Hall displays the work on Michael Pavelka’s three-story prison-cell set, where actors emerge from behind bars to carry out the highly energetic action. While the director’s conceit seems closely modeled on the assumption that incarceration promotes intramural gangs, as well as sexual prowlers, prowess and subjugation, Hall never states explicitly that what’s on view is a prison. Ultimately, it’s a situation which viewers will accept — or don’t.

Regardless, the physical demands of the players navigating this U-shaped unit have rarely been topped. Surely, no previous treatment has had as many actors doing push-ups or the occasional chin-up, all of which emphasizes the stamina required from the cast of mostly young actors. Even Clothier, wearing a knitted can for a yarmulkah, is no calculatedly obsequious figure; the oft-quoted speech where he asks his list of rhetorical questions (“Hath not a Jew eyes?”) is delivered while he abruptly assaults Salerio.

Other directorial tinkerings occur throughout the production. When Bassanio importunes Antonio to borrow the money he needs to woo Portia, he not only caresses good buddy Antonio, but runs his hand through Antonio’s short-cropped hair, while Portia greets her unwanted suitors in an outfit that makes her look like Goth dominatrix ready to take on all comers. At one point, a violinist also plays the dolorous Yom Kippur staple, “Kol Nidre.”

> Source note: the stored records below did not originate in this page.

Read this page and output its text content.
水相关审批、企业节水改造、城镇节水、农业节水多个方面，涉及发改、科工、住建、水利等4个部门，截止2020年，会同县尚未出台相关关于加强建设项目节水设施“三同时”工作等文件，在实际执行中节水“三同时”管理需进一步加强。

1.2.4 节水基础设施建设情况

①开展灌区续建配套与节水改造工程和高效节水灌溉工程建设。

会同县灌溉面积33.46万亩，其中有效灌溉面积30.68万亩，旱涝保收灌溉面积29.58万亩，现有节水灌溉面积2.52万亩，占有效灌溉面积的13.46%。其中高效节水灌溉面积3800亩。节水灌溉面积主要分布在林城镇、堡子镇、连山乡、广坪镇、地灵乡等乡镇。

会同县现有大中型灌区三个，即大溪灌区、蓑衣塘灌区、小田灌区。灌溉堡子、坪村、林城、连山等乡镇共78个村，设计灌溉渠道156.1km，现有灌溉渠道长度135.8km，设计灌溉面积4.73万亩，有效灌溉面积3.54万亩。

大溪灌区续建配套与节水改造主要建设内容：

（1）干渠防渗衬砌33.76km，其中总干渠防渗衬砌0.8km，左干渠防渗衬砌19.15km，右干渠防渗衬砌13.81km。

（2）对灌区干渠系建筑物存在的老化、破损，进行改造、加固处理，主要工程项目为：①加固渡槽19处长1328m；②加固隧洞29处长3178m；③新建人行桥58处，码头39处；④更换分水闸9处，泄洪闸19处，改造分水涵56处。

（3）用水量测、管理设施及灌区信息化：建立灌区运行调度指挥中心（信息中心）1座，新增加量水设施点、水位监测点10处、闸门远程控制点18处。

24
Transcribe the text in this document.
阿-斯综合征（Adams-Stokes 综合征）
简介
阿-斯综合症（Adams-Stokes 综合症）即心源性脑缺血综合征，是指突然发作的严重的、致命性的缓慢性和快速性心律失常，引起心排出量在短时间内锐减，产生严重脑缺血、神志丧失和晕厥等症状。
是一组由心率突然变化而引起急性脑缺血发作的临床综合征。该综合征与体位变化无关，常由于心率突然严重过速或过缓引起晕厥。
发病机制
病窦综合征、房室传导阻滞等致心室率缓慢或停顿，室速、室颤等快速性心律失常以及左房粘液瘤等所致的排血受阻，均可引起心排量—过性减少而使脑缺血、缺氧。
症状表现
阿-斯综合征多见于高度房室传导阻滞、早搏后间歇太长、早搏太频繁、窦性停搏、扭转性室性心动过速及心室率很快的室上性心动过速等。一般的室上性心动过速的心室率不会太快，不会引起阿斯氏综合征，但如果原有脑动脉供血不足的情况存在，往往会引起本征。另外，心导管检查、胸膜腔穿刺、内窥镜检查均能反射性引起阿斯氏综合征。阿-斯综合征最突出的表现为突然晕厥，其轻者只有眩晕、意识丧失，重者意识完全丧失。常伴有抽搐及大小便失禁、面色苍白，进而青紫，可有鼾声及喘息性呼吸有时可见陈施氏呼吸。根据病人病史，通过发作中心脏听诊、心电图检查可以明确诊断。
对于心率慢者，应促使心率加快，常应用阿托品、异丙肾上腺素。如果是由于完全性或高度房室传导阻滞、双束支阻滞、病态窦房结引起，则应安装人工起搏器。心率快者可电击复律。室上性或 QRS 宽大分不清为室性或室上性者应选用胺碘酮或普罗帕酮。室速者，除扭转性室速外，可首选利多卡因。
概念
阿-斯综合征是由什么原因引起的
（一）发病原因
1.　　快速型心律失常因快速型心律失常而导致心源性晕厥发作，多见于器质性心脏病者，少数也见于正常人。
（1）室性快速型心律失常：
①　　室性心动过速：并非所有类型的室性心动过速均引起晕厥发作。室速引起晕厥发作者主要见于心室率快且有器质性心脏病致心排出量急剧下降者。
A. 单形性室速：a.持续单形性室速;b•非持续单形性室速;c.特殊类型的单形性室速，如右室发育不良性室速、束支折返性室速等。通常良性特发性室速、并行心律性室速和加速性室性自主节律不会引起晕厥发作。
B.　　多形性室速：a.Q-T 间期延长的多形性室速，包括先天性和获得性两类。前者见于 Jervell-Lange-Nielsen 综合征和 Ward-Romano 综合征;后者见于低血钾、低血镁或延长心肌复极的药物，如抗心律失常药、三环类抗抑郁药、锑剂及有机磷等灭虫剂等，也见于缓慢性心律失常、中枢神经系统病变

Among the generally excellent cast, Propeller veterans Barrett and Clothier prove their expertise, although Clothier swallows more words than is helpful. Brookfield’s Portia is foxy, Tarlton is wily playing up Bassanio’s contradictory traits, and Chris Myles gives a powerhouse performance as Nerissa.

While the Merchant of Venice is never an easy play to absorb, Hall and his dedicated colleagues make a fierce argument for giving it a shot.